Plusieurs vendeurs soulignent que cette baisse du dollar est « sans impact significatif ». Pourtant, quelques signes d’allègement apparaissent sur certains produits. « Le sac d’oignons est passé de 140 000 à 115 000 FC, le carton de cubes de 52 à 50 dollars et la caisse de tomates de 50 000 à 46 000 FC », témoigne maman Irène, vendeuse d’épices au rond-point Ngaba. 

Maman Antho, sa voisine du marché, partage le même constat : « le sac de sucre a baissé de 160 000 à 140 000 FC. Quand le franc congolais perd de la valeur, nos affaires tournent au ralenti. » 

Pour de nombreux acheteurs, la priorité n’est pas seulement la baisse du dollar, mais aussi sa stabilisation. « On ne comprend pas comment le franc s’est apprécié. Nous souhaitons que le franc congolais se stabilise pour enfin faire des affaires en monnaie locale », confie maman Julie, vendeuse du fufu. 

Le 29 septembre dernier, le gouvernement a annoncé, via une publication sur le compte X (anciennement Twitter) du ministère de l’Économie nationale, une baisse des prix du pain dans certaines grandes boulangeries de Kinshasa. Cependant, sur le terrain, notamment dans des quartiers de Matete, les prix demeurent inchangés. 

« Rien n’a bougé, le pain se vend toujours au même prix qu’il y a une semaine. Ce que nous espérons depuis longtemps, c’est une réelle baisse des prix des produits de première nécessité, en particulier le pain que nous consommons quotidiennement. Nous aimerions aussi que sa taille augmente », déclare Patrick, un habitant de la commune.

Les consommateurs pris en étau

Côté population, les avis sont partagés. Certains saluent une décision qui « valorise la monnaie nationale », tandis que d’autres, expriment leurs inquiétudes. « Avec le franc congolais, on paie mais on a l’impression que les prix montent à tout moment. Le dollar reste plus sûr pour garder nos économies », confie Girèse, un fonctionnaire rencontré au rond-point Ngaba. 

Jules, trouvé dans sa cabine, soupçonne même une manipulation de la part des gouvernants. « On ne comprend pas selon quels critères le franc s’est apprécié. Est-ce simplement pour payer les fonctionnaires en fin de mois ? Tout ce que nous voulons, c’est un taux stable ». 

La méfiance demeure toutefois forte. Certains dénoncent une incohérence dans l’application des taux de change. « Nous changeons le dollar à 26 000 FC, mais l’achat se fait ailleurs à 27 500. Quand on paie en dollars, on applique le taux actuel, mais quand on en reçoit, les commerçants prennent au taux de 29 000 FC. Nous préférons utiliser le dollar, cela nous permet au moins de préserver une marge », explique un autre vendeur.

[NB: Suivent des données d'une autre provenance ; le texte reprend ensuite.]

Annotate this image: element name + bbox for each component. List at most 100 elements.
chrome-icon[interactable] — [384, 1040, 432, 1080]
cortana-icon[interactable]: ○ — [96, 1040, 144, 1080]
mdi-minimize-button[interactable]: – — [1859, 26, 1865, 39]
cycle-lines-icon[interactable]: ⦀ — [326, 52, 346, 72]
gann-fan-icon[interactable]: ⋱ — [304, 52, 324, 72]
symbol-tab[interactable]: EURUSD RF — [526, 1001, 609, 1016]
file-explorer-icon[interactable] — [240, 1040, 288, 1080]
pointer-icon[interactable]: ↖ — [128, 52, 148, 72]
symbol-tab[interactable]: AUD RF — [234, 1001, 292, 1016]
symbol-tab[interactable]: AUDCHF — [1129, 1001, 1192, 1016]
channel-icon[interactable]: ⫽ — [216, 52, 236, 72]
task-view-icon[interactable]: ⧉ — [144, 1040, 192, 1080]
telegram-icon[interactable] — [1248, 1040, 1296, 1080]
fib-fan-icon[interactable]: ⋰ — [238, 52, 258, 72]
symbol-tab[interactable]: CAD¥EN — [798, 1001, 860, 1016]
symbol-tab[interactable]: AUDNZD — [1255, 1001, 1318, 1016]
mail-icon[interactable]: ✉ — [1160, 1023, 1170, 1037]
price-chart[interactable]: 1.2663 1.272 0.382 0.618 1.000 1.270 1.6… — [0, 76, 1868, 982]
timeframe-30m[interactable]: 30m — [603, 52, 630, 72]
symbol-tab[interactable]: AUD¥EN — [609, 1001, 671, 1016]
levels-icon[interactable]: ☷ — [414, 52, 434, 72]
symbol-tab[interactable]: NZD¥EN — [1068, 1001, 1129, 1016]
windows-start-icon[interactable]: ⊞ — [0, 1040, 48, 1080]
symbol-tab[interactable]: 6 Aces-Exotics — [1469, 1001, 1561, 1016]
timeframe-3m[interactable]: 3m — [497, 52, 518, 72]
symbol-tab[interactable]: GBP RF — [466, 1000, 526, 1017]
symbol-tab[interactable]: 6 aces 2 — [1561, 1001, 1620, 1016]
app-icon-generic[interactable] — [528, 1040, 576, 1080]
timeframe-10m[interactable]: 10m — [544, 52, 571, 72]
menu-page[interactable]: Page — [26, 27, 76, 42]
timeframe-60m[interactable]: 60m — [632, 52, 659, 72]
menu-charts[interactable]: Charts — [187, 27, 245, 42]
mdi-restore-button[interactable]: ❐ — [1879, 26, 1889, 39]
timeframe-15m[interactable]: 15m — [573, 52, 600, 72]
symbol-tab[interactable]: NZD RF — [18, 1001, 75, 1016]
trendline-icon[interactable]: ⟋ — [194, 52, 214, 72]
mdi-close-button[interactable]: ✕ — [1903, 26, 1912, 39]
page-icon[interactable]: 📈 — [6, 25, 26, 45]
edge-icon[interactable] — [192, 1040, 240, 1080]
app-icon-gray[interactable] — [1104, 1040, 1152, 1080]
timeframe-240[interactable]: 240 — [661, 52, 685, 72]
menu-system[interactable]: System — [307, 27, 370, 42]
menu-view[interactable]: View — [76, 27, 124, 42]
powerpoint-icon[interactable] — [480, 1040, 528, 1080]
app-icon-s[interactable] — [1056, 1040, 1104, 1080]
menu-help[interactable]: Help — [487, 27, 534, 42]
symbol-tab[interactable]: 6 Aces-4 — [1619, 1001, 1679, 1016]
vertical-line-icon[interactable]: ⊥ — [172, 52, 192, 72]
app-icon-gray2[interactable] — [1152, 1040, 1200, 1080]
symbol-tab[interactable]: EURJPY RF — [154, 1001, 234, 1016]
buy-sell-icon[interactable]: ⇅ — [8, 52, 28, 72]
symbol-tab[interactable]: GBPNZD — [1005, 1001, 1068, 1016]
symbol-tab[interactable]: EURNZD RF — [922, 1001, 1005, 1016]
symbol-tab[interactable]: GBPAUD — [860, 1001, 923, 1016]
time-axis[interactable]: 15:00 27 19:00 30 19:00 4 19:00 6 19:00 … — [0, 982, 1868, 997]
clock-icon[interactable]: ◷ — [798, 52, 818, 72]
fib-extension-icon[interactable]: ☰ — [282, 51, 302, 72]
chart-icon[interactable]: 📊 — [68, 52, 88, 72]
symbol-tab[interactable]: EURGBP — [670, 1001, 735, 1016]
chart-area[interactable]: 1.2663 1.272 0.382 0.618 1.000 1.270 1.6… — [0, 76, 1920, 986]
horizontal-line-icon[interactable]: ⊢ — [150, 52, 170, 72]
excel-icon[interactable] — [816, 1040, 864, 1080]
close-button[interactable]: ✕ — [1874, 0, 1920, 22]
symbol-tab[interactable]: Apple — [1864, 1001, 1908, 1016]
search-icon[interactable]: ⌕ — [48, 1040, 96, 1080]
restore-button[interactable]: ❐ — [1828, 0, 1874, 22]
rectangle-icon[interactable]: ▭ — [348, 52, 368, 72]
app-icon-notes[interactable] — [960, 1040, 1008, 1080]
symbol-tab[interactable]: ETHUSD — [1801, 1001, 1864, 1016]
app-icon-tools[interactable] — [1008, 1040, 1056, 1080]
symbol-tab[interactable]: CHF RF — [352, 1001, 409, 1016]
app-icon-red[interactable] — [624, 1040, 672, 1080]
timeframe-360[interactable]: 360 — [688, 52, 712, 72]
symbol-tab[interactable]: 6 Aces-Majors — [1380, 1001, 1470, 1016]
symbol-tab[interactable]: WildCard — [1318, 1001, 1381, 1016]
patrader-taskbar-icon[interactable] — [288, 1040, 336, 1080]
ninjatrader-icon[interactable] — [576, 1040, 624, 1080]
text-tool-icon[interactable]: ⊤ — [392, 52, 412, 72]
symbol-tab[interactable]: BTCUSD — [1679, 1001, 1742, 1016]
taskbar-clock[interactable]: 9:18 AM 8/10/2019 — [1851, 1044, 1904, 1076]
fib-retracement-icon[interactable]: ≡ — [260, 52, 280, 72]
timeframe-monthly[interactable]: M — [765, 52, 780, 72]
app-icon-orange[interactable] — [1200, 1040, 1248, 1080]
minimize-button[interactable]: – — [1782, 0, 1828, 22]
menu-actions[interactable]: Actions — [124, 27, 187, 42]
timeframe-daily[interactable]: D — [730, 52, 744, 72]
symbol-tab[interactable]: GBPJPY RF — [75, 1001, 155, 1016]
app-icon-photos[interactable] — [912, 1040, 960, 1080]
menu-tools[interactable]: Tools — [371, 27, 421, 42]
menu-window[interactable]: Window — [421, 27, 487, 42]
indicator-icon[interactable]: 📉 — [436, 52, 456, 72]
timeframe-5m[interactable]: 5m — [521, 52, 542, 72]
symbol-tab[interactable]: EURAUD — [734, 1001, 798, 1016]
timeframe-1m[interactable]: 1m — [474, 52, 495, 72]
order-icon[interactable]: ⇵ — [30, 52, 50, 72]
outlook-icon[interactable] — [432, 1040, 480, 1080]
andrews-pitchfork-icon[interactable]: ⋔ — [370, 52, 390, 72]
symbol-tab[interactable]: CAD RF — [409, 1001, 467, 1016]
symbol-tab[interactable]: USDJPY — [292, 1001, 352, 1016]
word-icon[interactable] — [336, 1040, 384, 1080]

La prudence reste de mise chez les économistes 

Pour de nombreux experts, cette dé-dollarisation « doit s’accompagner d’un environnement économique stable » pour éviter que les opérateurs ne subissent de plein fouet la volatilité monétaire. Lionel Kabeya, expert en économie monétaire et monétaire et membre de la fédération des entreprises du Congo (FEC), souligne le manque de billets en circulation et appelle à une meilleure distribution de liquidités en CDF.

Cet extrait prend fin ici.